Lords Reinsert Free Speech Clause in U.K. Gay Hate Crimes Bill: Gov’t Admits Defeat

An amendment to protect freedom of expression that was voted down earlier this week in the House of Commons, has once again been reinserted by the House of Lords into the UK’s homosexual hate crimes bill. The Labour government has indicated that it has finally accepted the free speech clause in the Coroners and Justice Bill after the Lords voted for it 179 to 135 last night.

The Christian Institute, the lobby organization that organized opposition to the bill, said that the government’s “gay hate crime” law will now include a protection for the free speech of those who wish to express their religious or ethical beliefs about sexual conduct.

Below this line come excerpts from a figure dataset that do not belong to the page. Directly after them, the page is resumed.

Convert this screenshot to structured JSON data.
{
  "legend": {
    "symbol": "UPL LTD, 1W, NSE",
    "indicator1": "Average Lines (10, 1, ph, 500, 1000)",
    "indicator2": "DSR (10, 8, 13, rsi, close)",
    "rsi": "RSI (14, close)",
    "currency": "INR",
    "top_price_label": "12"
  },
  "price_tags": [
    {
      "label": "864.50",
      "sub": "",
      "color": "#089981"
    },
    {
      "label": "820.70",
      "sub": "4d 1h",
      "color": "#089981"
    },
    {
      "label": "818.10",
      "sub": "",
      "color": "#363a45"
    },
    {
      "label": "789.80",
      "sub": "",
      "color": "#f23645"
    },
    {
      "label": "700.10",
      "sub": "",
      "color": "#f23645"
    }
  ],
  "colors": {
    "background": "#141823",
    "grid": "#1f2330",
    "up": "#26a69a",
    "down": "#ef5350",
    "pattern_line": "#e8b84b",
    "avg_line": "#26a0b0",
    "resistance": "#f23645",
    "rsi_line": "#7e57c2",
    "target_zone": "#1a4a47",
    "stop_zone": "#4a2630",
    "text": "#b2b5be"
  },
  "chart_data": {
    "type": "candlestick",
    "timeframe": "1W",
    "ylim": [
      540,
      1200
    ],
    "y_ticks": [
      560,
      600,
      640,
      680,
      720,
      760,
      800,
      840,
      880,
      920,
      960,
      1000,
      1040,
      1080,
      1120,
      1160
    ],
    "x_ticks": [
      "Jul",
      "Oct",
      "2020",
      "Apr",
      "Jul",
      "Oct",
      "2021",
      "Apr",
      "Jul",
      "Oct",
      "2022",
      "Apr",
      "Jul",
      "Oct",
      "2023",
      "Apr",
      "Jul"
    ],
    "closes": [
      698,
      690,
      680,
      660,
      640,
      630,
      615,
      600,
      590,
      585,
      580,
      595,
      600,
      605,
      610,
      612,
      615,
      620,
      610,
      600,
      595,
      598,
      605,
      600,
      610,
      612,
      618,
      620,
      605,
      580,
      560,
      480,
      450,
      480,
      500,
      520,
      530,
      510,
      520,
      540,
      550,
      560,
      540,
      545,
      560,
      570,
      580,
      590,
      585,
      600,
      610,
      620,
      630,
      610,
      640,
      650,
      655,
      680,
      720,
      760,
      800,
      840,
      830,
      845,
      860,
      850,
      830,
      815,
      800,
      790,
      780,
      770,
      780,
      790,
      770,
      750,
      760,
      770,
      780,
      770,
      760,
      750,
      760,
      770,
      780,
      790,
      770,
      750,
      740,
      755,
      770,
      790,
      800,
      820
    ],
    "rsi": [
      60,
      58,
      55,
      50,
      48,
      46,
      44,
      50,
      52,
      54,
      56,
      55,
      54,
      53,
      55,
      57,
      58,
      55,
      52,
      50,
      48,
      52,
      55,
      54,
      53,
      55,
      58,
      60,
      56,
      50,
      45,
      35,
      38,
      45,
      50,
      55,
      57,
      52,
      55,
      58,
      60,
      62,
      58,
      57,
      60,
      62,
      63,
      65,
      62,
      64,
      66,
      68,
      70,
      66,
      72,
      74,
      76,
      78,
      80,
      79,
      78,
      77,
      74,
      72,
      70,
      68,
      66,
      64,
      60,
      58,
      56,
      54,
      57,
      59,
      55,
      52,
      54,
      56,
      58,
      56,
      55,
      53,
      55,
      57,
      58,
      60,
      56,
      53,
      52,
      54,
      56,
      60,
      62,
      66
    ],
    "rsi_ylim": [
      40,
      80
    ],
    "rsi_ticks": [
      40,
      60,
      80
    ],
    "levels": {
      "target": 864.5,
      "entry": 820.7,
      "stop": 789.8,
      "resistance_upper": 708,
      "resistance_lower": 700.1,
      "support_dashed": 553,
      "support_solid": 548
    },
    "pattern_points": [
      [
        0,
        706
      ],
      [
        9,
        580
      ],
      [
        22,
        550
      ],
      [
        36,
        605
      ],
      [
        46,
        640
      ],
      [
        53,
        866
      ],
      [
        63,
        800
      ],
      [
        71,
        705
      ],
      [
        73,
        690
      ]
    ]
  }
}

The clause reads, “For the avoidance of doubt, the discussion or criticism of sexual conduct or practices or the urging of persons to refrain from or modify such conduct or practices shall not be taken of itself to be threatening or intended to stir up hatred.”

Labour ministers had objected that the clause was unnecessary, saying that the offence “only covers words or behavior that are threatening and intended to stir up hatred.” But critics have pointed to the numerous cases in which mere religiously-founded criticism, public and private, of homosexual activity and political activism have already brought the police to the door.

But after last night’s vote, a Ministry of Justice spokesman said, “As this parliamentary session ends today we can no longer delay the passage of this Bill. It is with considerable disappointment, therefore, that the government has agreed not to remove the ‘freedom of expression’ section.

“There is no doubt about the threshold of this offence. No ‘freedom of expression’ section is needed to explain it. The threshold is a high one. The offence only covers words or behavior that are threatening and intended to stir up hatred.”

The clause has been voted out of the bill by the House of Commons four times and been put back by the Lords each time. David Lord Waddington, the amendment’s principal sponsor, has said that perseverance was the key.

Lord Waddington said, “Well, we are living in a time when Christian beliefs are under attack. It’s something that I never thought I would see during my lifetime.”

For the first time, he said, Christians are “compelled to state our beliefs very very clearly.” “When issues arise which clearly are matters which affect our faith, we have got to be prepared to state our case before the public.”